OBJECTIVES: To determine the effect of cataract surgery on the occurrence of falls and mobility and balance problems in older adults with cataract.
DESIGN: Longitudinal follow-up study.
SETTING: Clinical Research Unit, University of Alabama at Birmingham.
PARTICIPANTS: Persons aged 55 and older with a cataract were recruited from 12 eye clinics in Alabama from October 1994 through March 1996. Participants were classified into two groups: those who had cataract surgery (surgery group, n=122) and those who had not (no-surgery group, n=92).

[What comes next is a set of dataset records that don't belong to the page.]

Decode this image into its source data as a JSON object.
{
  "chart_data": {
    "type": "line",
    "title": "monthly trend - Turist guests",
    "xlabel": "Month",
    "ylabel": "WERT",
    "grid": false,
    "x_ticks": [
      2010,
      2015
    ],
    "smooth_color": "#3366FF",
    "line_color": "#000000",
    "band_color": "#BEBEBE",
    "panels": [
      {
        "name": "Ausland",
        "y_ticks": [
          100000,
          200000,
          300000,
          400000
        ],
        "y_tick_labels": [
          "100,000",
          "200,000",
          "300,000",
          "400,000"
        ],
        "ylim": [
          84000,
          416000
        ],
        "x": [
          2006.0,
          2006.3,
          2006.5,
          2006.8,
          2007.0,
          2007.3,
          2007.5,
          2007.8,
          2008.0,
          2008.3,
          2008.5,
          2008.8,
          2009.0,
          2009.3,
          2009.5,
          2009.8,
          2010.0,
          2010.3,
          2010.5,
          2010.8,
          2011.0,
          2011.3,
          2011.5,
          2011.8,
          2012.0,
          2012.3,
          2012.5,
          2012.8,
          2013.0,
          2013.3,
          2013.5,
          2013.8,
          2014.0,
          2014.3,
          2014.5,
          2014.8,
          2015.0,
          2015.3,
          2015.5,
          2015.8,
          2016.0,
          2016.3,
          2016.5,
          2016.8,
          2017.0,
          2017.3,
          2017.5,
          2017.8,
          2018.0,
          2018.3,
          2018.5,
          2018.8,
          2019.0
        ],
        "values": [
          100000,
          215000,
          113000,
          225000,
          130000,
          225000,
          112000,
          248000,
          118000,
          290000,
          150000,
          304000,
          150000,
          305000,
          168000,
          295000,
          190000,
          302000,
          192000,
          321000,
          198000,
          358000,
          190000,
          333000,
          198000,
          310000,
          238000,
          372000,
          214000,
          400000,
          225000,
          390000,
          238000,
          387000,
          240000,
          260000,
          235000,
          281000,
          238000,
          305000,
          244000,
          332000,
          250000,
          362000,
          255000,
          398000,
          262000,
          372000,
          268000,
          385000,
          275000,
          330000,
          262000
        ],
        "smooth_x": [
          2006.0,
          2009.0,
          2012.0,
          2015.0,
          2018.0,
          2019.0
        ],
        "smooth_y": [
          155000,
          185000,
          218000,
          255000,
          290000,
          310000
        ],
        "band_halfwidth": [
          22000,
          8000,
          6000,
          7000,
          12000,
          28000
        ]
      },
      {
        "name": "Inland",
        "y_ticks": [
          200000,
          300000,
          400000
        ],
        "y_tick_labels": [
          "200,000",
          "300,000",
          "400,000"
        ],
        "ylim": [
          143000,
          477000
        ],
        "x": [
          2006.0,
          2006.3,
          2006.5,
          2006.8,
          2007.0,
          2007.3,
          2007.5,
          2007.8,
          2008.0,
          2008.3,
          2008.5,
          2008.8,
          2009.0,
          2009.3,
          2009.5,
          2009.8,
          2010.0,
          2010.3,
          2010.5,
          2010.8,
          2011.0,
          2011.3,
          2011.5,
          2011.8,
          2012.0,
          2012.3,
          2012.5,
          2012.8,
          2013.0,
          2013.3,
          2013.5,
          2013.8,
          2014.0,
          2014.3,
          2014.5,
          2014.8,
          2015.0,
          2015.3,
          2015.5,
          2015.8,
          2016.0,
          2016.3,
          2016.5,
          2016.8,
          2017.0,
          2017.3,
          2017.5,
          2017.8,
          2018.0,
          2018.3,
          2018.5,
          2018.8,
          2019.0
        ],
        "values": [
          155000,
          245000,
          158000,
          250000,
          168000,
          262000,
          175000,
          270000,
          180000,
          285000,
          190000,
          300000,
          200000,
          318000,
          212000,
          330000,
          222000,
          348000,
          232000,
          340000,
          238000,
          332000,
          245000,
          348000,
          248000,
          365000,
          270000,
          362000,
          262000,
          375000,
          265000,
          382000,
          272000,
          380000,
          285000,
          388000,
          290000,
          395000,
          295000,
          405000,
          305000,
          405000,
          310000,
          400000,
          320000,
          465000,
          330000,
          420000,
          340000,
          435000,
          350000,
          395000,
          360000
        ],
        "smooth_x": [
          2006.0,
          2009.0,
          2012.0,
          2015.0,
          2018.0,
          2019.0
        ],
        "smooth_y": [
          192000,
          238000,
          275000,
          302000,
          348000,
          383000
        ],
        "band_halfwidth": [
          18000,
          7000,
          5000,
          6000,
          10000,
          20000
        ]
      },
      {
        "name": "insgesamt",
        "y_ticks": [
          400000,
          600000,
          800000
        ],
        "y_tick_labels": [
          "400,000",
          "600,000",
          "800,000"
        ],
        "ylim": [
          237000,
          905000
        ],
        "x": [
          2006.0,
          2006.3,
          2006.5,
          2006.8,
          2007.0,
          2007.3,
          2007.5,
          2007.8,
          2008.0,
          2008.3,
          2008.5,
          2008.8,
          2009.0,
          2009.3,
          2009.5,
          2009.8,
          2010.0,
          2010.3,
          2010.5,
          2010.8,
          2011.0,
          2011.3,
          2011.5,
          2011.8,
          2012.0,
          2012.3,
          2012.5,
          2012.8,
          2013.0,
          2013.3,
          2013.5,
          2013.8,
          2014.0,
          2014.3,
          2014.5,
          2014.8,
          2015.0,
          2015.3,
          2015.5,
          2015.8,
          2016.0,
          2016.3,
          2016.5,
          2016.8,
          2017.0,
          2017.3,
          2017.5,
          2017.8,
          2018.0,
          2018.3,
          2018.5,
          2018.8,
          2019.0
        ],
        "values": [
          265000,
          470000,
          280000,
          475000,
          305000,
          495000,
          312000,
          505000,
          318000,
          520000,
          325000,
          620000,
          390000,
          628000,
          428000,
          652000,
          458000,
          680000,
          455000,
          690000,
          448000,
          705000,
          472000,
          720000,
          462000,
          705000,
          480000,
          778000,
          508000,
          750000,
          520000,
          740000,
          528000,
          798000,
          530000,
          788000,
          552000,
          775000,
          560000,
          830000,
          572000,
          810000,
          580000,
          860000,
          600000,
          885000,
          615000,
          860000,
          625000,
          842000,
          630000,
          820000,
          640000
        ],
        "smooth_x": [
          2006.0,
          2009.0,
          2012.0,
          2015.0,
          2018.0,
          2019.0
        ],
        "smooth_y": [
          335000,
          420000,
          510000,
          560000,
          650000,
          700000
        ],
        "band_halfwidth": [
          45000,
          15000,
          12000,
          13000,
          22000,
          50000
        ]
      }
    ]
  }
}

MEASUREMENTS: At baseline and 1-year follow-up visits, information on the occurrence of falls and mobility and balance problems was collected based on subjects' recall of events during the prior 12 months.
RESULTS: After adjusting for demographic, behavioral, medical, and visual characteristics, there was no difference between the two groups in the likelihood of falling (risk ratio (RR)=0.96, 95% confidence interval (CI)=0.64–1.42) or in having mobility (RR=0.81, 95% CI=0.55–1.18) or balance difficulties (RR=0.71, 95% CI=0.37–1.39).
CONCLUSION: Cataract surgery had no association with the occurrence of falls or mobility or balance problems in independently living older adults with a cataract.